Mother corals are first established in coral farms by trimming sections off wild corals. Where possible, entire colonies are selected from populations of jeopardised corals, such as where the corals are growing so close together that competition for space results in corals dying, or where corals are exposed out of the water at low tide. Another source of mother corals comes from corals broken off and left on the ocean floor by fishing activities, anchors, and storm waves.

After growing the mother corals for about two years, the corals reach the size of a large dinner plate. At that point, they are trimmed to produce lots of 2-5cm “seed corals”, which are in turn planted onto 4cm concrete disks or “coral cookies”. Each coral cookie is shaped like a button, with two small holes for threading fishing line through. These cookies are then woven onto heavy metal frames with sturdy lines, and placed on underwater tables made of iron bars.
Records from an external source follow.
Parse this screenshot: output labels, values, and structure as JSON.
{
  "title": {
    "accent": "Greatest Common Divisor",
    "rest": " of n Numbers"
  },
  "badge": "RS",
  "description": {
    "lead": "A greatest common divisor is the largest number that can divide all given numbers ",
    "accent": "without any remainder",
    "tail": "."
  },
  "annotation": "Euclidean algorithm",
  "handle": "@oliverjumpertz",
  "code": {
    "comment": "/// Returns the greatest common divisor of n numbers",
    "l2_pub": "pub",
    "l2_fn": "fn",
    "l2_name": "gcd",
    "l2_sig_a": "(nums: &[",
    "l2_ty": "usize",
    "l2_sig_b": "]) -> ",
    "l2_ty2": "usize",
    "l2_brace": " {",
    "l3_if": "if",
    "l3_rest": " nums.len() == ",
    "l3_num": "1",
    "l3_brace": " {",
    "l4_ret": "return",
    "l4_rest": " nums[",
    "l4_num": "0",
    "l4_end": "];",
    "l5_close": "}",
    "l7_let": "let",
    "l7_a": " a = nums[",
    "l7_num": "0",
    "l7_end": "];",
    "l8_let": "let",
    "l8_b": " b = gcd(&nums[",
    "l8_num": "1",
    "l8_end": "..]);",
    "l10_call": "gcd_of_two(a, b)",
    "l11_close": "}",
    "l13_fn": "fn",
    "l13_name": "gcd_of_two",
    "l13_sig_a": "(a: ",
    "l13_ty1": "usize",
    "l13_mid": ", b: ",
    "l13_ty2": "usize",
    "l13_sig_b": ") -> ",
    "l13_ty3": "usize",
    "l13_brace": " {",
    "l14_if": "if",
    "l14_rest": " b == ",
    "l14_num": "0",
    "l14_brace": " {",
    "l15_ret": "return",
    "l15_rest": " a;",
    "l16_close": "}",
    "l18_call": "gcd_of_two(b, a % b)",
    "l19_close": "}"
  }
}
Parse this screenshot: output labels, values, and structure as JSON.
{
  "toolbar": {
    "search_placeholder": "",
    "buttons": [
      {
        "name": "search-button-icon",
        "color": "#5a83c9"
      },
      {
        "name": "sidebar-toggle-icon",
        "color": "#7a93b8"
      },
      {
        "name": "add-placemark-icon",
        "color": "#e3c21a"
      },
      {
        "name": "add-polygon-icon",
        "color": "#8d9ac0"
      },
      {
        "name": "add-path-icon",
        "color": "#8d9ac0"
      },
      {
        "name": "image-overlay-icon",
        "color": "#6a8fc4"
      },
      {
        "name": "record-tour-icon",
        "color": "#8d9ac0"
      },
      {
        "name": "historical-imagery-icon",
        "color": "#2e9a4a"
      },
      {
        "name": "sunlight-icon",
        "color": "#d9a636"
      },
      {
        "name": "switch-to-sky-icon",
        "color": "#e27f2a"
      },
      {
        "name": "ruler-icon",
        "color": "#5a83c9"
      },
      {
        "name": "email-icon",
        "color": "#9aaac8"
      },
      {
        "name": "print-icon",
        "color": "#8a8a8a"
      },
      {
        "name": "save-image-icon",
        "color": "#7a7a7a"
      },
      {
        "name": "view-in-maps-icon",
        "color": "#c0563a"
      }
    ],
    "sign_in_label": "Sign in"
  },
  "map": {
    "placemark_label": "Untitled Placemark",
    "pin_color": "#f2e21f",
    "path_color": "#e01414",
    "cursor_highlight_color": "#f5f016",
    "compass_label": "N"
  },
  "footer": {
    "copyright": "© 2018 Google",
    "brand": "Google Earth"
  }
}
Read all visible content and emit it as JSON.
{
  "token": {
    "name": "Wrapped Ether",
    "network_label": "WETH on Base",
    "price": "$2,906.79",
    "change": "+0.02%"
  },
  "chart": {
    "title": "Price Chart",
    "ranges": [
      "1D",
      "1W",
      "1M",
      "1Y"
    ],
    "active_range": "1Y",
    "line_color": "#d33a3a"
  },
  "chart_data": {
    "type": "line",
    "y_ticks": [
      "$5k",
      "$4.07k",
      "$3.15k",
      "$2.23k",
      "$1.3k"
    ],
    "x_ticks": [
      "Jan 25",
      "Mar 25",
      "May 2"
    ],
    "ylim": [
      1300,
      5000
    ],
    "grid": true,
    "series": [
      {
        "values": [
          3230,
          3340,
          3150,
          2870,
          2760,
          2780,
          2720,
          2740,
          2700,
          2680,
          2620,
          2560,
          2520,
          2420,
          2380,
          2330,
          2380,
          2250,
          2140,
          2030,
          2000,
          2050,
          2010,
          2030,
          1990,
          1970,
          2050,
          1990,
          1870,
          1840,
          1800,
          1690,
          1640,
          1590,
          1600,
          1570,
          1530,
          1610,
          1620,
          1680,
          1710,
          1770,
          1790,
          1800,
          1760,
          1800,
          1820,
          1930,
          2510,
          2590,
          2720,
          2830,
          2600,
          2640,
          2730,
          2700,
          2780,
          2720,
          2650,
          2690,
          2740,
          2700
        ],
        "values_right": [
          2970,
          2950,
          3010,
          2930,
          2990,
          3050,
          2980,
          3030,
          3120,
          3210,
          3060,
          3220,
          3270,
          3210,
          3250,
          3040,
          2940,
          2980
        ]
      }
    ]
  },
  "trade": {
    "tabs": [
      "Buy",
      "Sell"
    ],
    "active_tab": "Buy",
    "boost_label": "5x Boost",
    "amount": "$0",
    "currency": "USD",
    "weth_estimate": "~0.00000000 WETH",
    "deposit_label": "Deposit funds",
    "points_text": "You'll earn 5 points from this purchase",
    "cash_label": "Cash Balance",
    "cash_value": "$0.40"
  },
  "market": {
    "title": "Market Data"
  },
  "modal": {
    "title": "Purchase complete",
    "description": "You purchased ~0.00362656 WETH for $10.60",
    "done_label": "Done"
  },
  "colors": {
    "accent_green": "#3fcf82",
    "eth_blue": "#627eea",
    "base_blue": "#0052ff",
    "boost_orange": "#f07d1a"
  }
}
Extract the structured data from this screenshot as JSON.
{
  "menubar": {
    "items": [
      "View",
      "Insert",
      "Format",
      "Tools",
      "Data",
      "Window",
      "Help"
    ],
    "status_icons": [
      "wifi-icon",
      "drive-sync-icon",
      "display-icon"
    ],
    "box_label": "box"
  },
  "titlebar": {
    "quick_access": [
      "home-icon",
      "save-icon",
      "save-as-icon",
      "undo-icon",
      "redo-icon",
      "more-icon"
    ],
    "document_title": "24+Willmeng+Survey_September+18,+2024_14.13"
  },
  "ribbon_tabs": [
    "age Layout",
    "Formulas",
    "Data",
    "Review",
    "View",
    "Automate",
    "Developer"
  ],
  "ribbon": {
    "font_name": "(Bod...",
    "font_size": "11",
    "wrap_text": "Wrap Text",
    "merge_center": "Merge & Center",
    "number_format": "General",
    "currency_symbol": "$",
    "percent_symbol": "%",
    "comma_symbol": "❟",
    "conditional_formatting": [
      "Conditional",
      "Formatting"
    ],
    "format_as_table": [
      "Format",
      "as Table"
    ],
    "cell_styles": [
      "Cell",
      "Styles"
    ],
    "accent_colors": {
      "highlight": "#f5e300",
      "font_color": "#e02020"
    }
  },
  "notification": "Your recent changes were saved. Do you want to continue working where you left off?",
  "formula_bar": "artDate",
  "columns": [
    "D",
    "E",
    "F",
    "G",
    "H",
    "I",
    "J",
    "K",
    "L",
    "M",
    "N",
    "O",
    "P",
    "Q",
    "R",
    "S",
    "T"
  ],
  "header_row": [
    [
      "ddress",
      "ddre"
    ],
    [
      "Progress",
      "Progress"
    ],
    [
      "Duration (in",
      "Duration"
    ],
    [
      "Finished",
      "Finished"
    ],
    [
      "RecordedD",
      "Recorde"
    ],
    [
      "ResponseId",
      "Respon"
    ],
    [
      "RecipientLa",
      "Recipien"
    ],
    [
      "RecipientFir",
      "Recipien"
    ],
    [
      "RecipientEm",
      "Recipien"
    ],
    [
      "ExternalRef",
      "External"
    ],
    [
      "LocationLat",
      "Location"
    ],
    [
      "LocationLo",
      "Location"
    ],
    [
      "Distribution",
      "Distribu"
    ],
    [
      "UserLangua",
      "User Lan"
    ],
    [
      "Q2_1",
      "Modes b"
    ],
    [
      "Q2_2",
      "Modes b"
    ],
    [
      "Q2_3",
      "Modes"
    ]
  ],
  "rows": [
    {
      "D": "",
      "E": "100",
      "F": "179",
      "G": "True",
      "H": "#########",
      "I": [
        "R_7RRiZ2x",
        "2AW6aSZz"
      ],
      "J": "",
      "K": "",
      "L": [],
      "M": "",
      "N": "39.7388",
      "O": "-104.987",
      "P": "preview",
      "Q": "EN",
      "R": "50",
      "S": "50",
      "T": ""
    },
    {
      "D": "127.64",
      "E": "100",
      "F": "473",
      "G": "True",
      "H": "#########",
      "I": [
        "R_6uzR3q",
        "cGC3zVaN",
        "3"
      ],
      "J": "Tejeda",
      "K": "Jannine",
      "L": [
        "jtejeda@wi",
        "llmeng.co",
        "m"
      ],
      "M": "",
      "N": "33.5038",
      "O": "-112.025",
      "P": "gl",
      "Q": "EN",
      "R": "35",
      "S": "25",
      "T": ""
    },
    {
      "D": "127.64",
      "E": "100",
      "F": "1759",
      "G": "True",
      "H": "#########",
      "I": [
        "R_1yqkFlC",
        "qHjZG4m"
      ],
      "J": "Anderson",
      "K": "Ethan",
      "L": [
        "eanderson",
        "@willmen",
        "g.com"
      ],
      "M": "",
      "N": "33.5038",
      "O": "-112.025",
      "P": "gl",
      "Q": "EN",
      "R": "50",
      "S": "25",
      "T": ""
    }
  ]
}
The corals are left to grow in the coral farms for 6 to 14 months and if all goes well grow rapidly into second-generation corals. These are then either replanted into natural sites identified for restoration, or onto coral castles.

Corals are farmed, then harvested to grow more corals, and then transplanted to a manmade structure.

The coral castles or houses are usually placed in areas of reef with poor habitat for fish; that is, they are low in coral numbers and have fewer hiding places. So the coral gardeners make little fish houses and castles out of stone and cement. These hollow structures also become coral protectors and breeding grounds for local fish shoals.

Coral Trade

Not all of the corals grown end up under the water. Some are harvested, bleached and coloured with acrylic paints to re-establish a more realistic coral colour, then sold as tourist gifts to raise money for local communities through the “Buy a Coral, Save a Reef” program.

Although coral trade is discouraged as it encourage poaching from the wild, proper management of community-based coral harvest program is a means of raising funds to help the poor.

The basic rule for the gardeners is always to engage people in a hands-on activity that gives something permanent back to the reef. As such, the program trains community members and holiday resort staff to actively care for the corals on their reefs. Just like on land, highly used gardens need maintenance. So the underwater gardens also need pest infestations controlling, damaging weeds removing, and rubbish removing.

The Corals for Conservation gardeners work with fishing communities and the tourism industry to conserve the coral reefs that they all depend upon. Conservation areas and marine parks are established and these areas in turn work to restore the coral reef balance, becoming nursery areas for fish and other animals, which then spill over to the fishing grounds.

More fish and healthier corals lead to prosperous communities and enhanced tourism. As the teams and volunteers work to restore reef areas, people become closely connected with the reef and better able to understand and protect it.

Corals for Conservation Volunteers

Thanks to lots of keen Corals for Conservation volunteers who posted hundreds of images and video of their work, the project has come to the attention of the mainstream media. A short film about the initiative was produced for BBC WILD. Bouyed by the success of this, a full production team from the BBC’s Natural History Unit went to Nanuya Island in Fiji and worked with Moses, the local Coral Gardener. The BBC also went to Turtle Island to film Maggie, its first Coral Gardener marine biologist.

As a result, the scheme was one of 12 selected as finalists for the Changemakers and National Geographic awards for initiatives protecting coastal, waterway and island destinations, whilst preserving the environment and strengthening the heritage and livelihoods of local residents.

If you feel like helping out in the garden, go to Corals for Conservation.

Gardening Rules

  • Resorts and Communities interested in setting up their own coral farms or gardening sites must have a marine management plan, with 25-30% of all marine resources closed to fishing.
  • Community members and resort staff must go through a reef ecosystem awareness program.
  • Coral Farms and coral gardening sites are monitored by project staff to ensure proper methods of coral cultivation and restoration.
  • Farmed second-generation corals can only be sold with an official seal of approval and signature from the Ministry of Environment/CITES.